As provided in article 202 of the Penal Code, entry or maintenance in the dwelling must be carried out against the will of the inhabitant.

Requirements of the crime of trespassing.

It must exist in a clear and conclusive way, that will. Consent cannot be obtained through deception and undermining the privacy of the home.

In this case, the resident is the legitimate owner of the property, the same happens when there are several people who reside in the residence. These people have the power to authorize or deny entry to a third party, since in case of conflict the prohibitive will prevails.

In cases where there is an illegal occupation of the dwelling, we would be facing a crime of trespassing and, consequently, the bodies and security forces of the State, can evict the "squatters", without the necessary judicial authorization.

Therefore, they can practice an eviction immediately, as long as it is proven that the house was not abandoned, and in which the owners reside.

In the crime of trespassing, there is no deadline for the effective practice of eviction by the police, since the time that the squatters have been in the house is not affected. We must be clear that what is really binding for the purposes of this crime is the nature of the property, since it is considered a residence.

Differences between the crime of usurpation and the crime of breaking and entering.

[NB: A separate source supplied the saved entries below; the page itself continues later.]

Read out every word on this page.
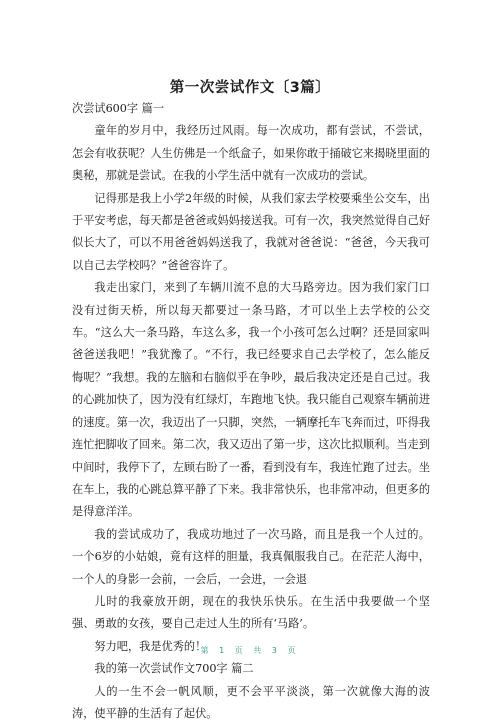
第一次尝试作文〔3篇〕

次尝试600字 篇一

童年的岁月中，我经历过风雨。每一次成功，都有尝试，不尝试，怎会有收获呢？人生仿佛是一个纸盒子，如果你敢于捅破它来揭晓里面的奥秘，那就是尝试。在我的小学生活中就有一次成功的尝试。

记得那是我上小学2年级的时候，从我们家去学校要乘坐公交车，出于平安考虑，每天都是爸爸或妈妈接送我。可有一次，我突然觉得自己好似长大了，可以不用爸爸妈妈送我了，我就对爸爸说：“爸爸，今天我可以自己去学校吗？”爸爸容许了。

我走出家门，来到了车辆川流不息的大马路旁边。因为我们家门口没有过街天桥，所以每天都要过一条马路，才可以坐上去学校的公交车。“这么大一条马路，车这么多，我一个小孩可怎么过啊？还是回家叫爸爸送我吧！”我犹豫了。“不行，我已经要求自己去学校了，怎么能反悔呢？”我想。我的左脑和右脑似乎在争吵，最后我决定还是自己过。我的心跳加快了，因为没有红绿灯，车跑地飞快。我只能自己观察车辆前进的速度。第一次，我迈出了一只脚，突然，一辆摩托车飞奔而过，吓得我连忙把脚收了回来。第二次，我又迈出了第一步，这次比拟顺利。当走到中间时，我停下了，左顾右盼了一番，看到没有车，我连忙跑了过去。坐在车上，我的心跳总算平静了下来。我非常快乐，也非常冲动，但更多的是得意洋洋。

我的尝试成功了，我成功地过了一次马路，而且是我一个人过的。一个6岁的小姑娘，竟有这样的胆量，我真佩服我自己。在茫茫人海中，一个人的身影一会前，一会后，一会进，一会退

儿时的我豪放开朗，现在的我快乐快乐。在生活中我要做一个坚强、勇敢的女孩，要自己走过人生的所有‘马路’。

努力吧，我是优秀的！

我的第一次尝试作文700字 篇二

人的一生不会一帆风顺，更不会平平淡淡，第一次就像大海的波涛，使平静的生活有了起伏。

第 1 页 共 3 页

Usurpation is a minor offense regulated in article 245 of the Penal Code and punishable by a fine of three to six months, while trespassing is a less serious crime regulated in article 202 of the Penal Code and punishable by penalty. from prison.

In the crime of usurpation there is no possibility of instituting a precautionary measure of eviction as it is a minor crime and in the crime of trespassing if there is the possibility of establishing a precautionary measure when it is verified by the Court that the occupied dwelling It is considered a dwelling and that it is not abandoned.

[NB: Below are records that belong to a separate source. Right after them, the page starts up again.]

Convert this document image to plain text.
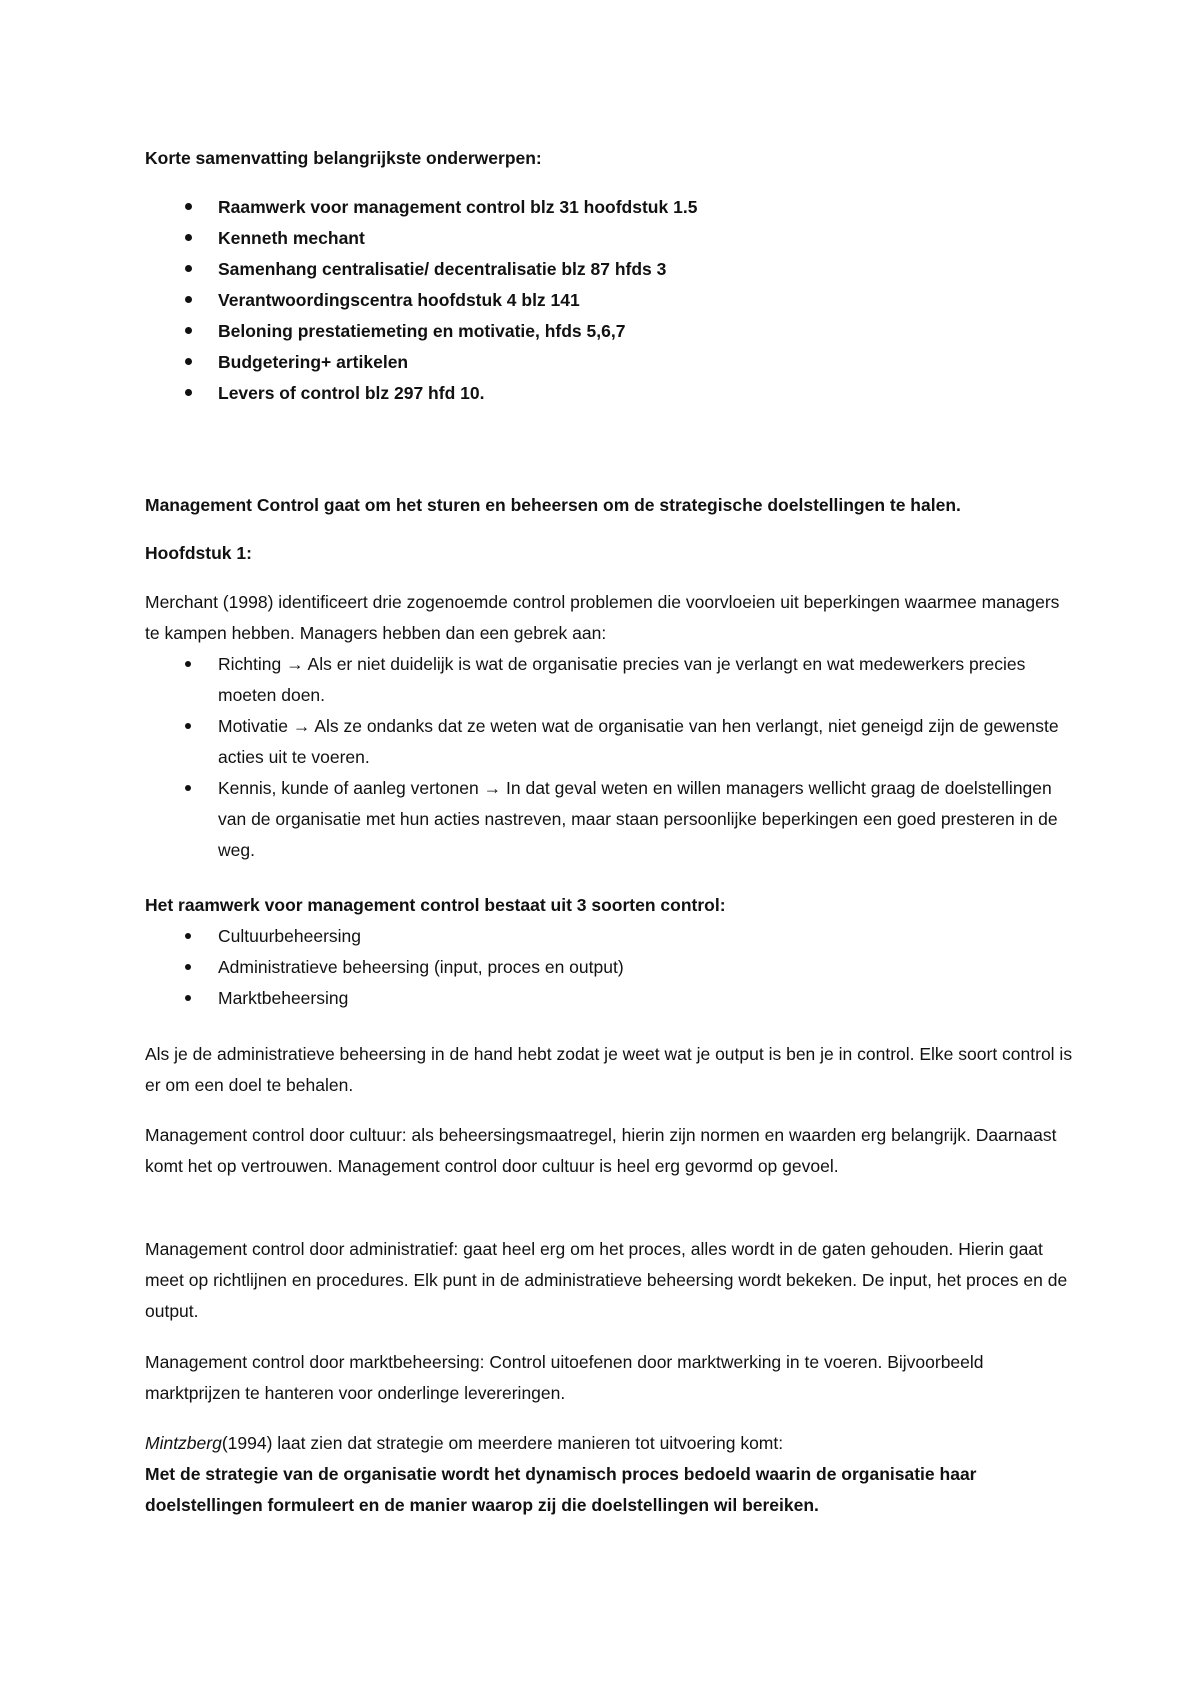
Korte samenvatting belangrijkste onderwerpen:

Raamwerk voor management control blz 31 hoofdstuk 1.5
Kenneth mechant
Samenhang centralisatie/ decentralisatie blz 87 hfds 3
Verantwoordingscentra hoofdstuk 4 blz 141
Beloning prestatiemeting en motivatie, hfds 5,6,7
Budgetering+ artikelen
Levers of control blz 297 hfd 10.

Management Control gaat om het sturen en beheersen om de strategische doelstellingen te halen.

Hoofdstuk 1:

Merchant (1998) identificeert drie zogenoemde control problemen die voorvloeien uit beperkingen waarmee managers te kampen hebben. Managers hebben dan een gebrek aan:

Richting → Als er niet duidelijk is wat de organisatie precies van je verlangt en wat medewerkers precies moeten doen.
Motivatie → Als ze ondanks dat ze weten wat de organisatie van hen verlangt, niet geneigd zijn de gewenste acties uit te voeren.
Kennis, kunde of aanleg vertonen → In dat geval weten en willen managers wellicht graag de doelstellingen van de organisatie met hun acties nastreven, maar staan persoonlijke beperkingen een goed presteren in de weg.

Het raamwerk voor management control bestaat uit 3 soorten control:

Cultuurbeheersing
Administratieve beheersing (input, proces en output)
Marktbeheersing

Als je de administratieve beheersing in de hand hebt zodat je weet wat je output is ben je in control. Elke soort control is er om een doel te behalen.

Management control door cultuur: als beheersingsmaatregel, hierin zijn normen en waarden erg belangrijk. Daarnaast komt het op vertrouwen. Management control door cultuur is heel erg gevormd op gevoel.

Management control door administratief: gaat heel erg om het proces, alles wordt in de gaten gehouden. Hierin gaat meet op richtlijnen en procedures. Elk punt in de administratieve beheersing wordt bekeken. De input, het proces en de output.

Management control door marktbeheersing: Control uitoefenen door marktwerking in te voeren. Bijvoorbeeld marktprijzen te hanteren voor onderlinge levereringen.

Mintzberg(1994) laat zien dat strategie om meerdere manieren tot uitvoering komt:

Met de strategie van de organisatie wordt het dynamisch proces bedoeld waarin de organisatie haar doelstellingen formuleert en de manier waarop zij die doelstellingen wil bereiken.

When it comes to the occupation of an abandoned home, which does not constitute a dwelling, the state security forces and bodies, unless they appear at the time the crime is being committed, cannot proceed to evict the property until facts are not checked.

On the other hand, when it is a matter of dwelling, regardless of the time that the occupants are in the house, they can proceed to eviction, as it is a flagrant crime.

We remind you that at Forcam Abogados, lawyers specialized in criminal law will be able to clarify any doubts that may arise in your specific case.